Question

Dont use vector method

5. The uniform 200 kg bar AB is raised in the vertical plane by the application of a constant couple M 3 kNm applied to the link at C. The mass of the links is small and may be neglected. If the bar starts from rest at 0-0, determine the magnitude of the force supported by the pin at A as the position 0 600 is passed. 0.5 1.75 0.75

Answer 1

Let R and H are the vertical and horizontal reaction at support C.

Total weight of bar EABF= 200 kg

Weight of portion EA= 200/3 kg acting at a distance 0.25 m from A.

Weight of portion AB= 350/3 kg acting at a distance 0.875 m from B.

Weight of portion BF= 50 kg acting at a distance 0.375 m from B.

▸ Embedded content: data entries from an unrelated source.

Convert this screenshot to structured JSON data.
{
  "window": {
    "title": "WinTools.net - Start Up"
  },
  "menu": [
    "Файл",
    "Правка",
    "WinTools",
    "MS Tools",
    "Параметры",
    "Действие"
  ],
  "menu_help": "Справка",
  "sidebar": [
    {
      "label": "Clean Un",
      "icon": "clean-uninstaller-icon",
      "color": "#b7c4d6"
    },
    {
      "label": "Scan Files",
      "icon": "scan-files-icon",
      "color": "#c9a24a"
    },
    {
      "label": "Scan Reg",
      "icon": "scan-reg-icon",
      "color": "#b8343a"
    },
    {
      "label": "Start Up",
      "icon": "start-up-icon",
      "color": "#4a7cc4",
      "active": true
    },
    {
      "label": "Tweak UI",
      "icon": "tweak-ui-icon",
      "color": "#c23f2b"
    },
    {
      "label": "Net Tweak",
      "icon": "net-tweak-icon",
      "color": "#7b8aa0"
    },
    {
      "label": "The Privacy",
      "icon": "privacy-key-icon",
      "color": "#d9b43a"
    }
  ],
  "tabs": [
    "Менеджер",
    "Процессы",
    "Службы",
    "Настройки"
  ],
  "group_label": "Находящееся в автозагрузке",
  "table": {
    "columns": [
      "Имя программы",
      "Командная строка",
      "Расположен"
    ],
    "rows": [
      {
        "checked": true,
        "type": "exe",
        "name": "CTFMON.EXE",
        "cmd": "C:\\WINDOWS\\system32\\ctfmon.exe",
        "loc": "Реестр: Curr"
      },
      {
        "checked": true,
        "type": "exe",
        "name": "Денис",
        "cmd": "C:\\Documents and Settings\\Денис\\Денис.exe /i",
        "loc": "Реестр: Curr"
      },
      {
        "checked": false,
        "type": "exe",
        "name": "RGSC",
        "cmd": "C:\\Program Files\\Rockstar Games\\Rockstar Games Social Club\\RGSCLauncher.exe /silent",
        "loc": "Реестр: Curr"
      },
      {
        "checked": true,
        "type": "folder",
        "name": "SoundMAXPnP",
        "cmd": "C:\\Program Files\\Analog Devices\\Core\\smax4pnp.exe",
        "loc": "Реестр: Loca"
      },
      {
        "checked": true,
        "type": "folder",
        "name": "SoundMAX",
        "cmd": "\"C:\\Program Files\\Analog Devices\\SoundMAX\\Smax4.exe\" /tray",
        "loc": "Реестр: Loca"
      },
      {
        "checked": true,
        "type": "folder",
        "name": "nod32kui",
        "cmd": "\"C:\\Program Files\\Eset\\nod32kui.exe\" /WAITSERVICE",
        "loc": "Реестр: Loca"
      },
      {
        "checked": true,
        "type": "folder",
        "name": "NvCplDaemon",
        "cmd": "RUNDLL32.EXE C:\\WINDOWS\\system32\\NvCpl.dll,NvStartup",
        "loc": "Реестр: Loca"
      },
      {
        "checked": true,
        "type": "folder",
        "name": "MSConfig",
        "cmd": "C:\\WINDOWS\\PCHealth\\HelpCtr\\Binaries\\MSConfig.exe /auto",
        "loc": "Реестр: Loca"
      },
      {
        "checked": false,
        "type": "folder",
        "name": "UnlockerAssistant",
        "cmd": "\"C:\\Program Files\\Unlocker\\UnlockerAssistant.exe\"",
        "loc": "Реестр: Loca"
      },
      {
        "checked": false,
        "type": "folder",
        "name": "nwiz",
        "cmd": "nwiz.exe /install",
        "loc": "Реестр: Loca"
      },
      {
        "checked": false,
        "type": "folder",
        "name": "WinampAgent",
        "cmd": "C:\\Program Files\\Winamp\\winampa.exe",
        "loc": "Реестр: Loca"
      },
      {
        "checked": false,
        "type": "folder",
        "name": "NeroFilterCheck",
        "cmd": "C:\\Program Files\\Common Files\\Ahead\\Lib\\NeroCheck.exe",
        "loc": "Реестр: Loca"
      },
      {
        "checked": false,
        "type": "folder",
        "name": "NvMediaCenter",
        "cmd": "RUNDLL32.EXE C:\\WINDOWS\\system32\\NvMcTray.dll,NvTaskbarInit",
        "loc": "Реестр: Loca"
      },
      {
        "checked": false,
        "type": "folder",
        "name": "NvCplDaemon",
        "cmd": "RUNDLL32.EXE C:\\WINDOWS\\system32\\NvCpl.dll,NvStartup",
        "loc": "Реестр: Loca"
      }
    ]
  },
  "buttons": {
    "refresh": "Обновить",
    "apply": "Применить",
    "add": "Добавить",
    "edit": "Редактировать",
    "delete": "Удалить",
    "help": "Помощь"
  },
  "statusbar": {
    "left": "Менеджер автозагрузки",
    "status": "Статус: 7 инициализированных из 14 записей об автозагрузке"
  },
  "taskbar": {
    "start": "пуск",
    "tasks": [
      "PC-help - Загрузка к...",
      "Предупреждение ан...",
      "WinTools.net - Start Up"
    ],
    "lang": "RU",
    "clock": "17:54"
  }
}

Applied moment M= 3kNm = 3*1000/9.81= 305.8kgm

Using clockwise moment conservation about D,

-100/3(0.5+1.5Cos60 +1.75) -350/3(0.875+ 1.5Cos60 ) -50(1.5Cos60 - 0.375) + 305.8 + R*1.75=0

By solving the equation we get R= 1.45 kg.

Now consider joint C and T is tension in bar AC,

Force equilibrium in vertical direction,

TSin60 + R= 0

T = -R/Sin60 = -1.45/Sin60 = -1.67 kg

Negative sign of T indicates that the force in member AC is compressive in nature.